Researches analyzed 404 individuals, ranging from their late teens to early twenties, in 21 states who had experienced first-episode psychosis. They then divided them into two groups; one that received a combination of medication and therapy — such as talking back to voices in their head — while the other group only received medication. Both groups improved over the course of the two-year long study, but those combined therapy group more noticeably progressed.
Due to the fact that typical schizophrenic medication can cause severe side effects, such as extreme drowsiness or weight gain, many individuals stop taking the medication before completing their treatment. In a country that has taken little action to address recent concerns regarding mental illness, this study is critical towards achieving progress.
A 2013 study by the National Institute of Mental Health indicates that 18.5 percent of all U.S. adults suffered from a mental illness, with the figure rising to 21.4 percent for children ages 13 to 18. With so many citizens suffering from these illnesses, it is critical to provide complete and effective treatment for all those who need it.
Yet there has been little mental health reform to address this issue despite the fact that it is continually mentioned following school shootings. Some Congressmen, such as Gov. Paul LePage of Maine, believe that gun violence is so prevalent because the mentally ill have easy access to firearms. In the past, Congress, and particularly House Republicans, has used mental health reform as an alternative to changing gun control laws. However, some mental health advocates now feel that there is a shift in momentum towards the right direction.

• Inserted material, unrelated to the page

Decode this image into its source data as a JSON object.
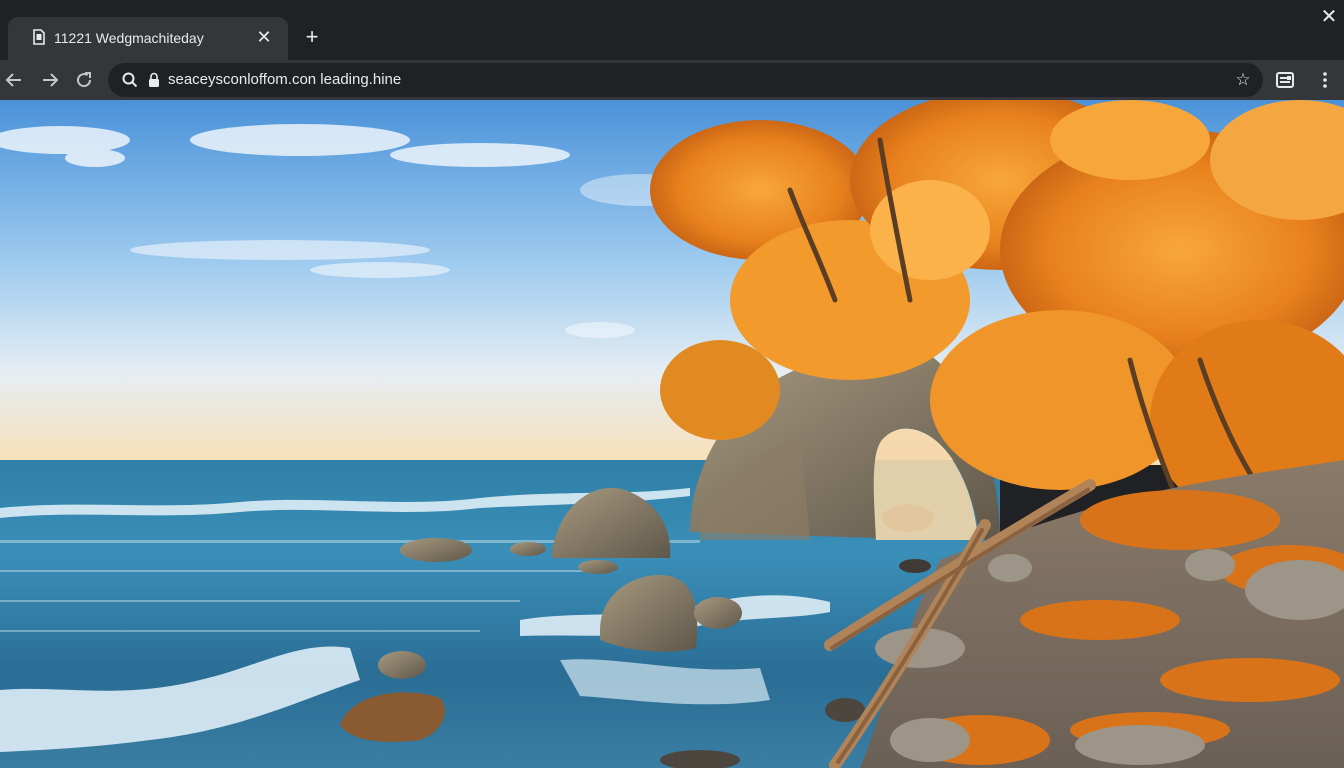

Currently two bills are being discussed in Congress: a House measure proposed in 2013 by Rep. Tim Murphy, R-Pa., and a joint effort in the Senate led by Chris Murphy and Sen. Bill Cassidy, R-La. Both bills would allocate more funding for mental health treatment, although they both currently lack a known cost. Regardless, the measures represent a step in the right direction, as the bill will be discussed during the first Senate hearing regarding mental health since the Sandy Hook shooting nearly three years ago.